Attempted Twig version of #54, the second trans block string does not get escaped because it's in SafeMarkup:

{# This 'string' variable could also be passed into the template, just building here as an example. #}
{% set string = '&"<>' %}

{% trans %}
Escaped now because t() was not yet used on it directly: {{ string|placeholder }}
{% endtrans %}

{{ string|t }}

{% trans %}
Not escaped now because t() was used on it directly before: {{ string|placeholder }}
{% endtrans %}
Gábor Hojtsy’s picture

@Cottser: right, we are on the same page, the "problem" is due to how t() works, and that is how t() is documented to work too. See https://www.drupal.org/node/2488304#comment-9961087 I don't think we need to keep this open for that. Not sure where |t / {% trans %} is documented but it should ensure that it documents the same expectation, that would be for https://www.drupal.org/node/2488304#comment-9961087 to resolve IMHO.

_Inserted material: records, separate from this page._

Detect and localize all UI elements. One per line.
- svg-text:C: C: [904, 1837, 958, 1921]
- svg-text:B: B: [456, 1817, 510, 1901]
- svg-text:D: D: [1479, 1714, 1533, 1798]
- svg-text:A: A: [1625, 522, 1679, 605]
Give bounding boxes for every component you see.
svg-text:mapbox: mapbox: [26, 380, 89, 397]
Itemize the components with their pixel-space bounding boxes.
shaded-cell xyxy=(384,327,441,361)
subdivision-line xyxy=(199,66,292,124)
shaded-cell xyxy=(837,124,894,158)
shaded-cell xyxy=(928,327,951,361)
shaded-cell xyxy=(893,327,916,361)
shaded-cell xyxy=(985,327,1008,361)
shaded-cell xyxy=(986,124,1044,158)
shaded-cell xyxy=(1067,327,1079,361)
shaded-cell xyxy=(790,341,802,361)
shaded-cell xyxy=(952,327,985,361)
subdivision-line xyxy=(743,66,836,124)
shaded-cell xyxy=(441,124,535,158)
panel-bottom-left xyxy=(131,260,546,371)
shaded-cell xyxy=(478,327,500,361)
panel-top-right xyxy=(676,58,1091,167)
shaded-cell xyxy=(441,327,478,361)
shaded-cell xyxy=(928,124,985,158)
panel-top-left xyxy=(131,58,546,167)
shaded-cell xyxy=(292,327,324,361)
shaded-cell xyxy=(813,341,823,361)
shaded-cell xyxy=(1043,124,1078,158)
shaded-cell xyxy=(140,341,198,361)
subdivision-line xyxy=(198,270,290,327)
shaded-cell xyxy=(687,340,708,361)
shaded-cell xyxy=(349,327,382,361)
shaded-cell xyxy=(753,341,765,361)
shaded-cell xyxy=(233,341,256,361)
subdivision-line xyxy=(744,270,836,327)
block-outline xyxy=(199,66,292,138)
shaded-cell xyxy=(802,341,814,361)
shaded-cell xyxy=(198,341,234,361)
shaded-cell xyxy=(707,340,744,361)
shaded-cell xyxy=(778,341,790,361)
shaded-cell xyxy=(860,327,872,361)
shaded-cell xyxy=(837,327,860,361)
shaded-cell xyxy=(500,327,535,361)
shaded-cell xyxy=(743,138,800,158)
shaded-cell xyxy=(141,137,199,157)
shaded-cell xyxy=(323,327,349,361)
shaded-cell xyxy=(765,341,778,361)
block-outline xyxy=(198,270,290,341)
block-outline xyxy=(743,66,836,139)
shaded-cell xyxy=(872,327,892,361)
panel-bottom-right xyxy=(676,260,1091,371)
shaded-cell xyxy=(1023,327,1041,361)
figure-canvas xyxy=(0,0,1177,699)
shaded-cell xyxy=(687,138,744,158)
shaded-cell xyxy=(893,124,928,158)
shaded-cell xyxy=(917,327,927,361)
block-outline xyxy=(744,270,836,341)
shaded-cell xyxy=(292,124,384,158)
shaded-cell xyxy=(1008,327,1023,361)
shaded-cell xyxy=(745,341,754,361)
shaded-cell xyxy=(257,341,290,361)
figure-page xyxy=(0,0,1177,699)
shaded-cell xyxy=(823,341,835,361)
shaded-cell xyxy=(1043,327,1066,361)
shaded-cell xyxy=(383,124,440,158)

I believe the only thing left this issue is open for is the lack of followup for #56.

Cottser’s picture

Thanks, good stuff. I'll go ahead and create a follow-up for #56.

Cottser’s picture

Category: Bug report » Support request
Status: Active » Fixed

Done, #2495179: Twig placeholder filter should not map to raw filter. Not really sure what to do with the category/status, hope this works for everyone :)

Status: Fixed » Closed (fixed)

Automatically closed - issue fixed for 2 weeks with no activity.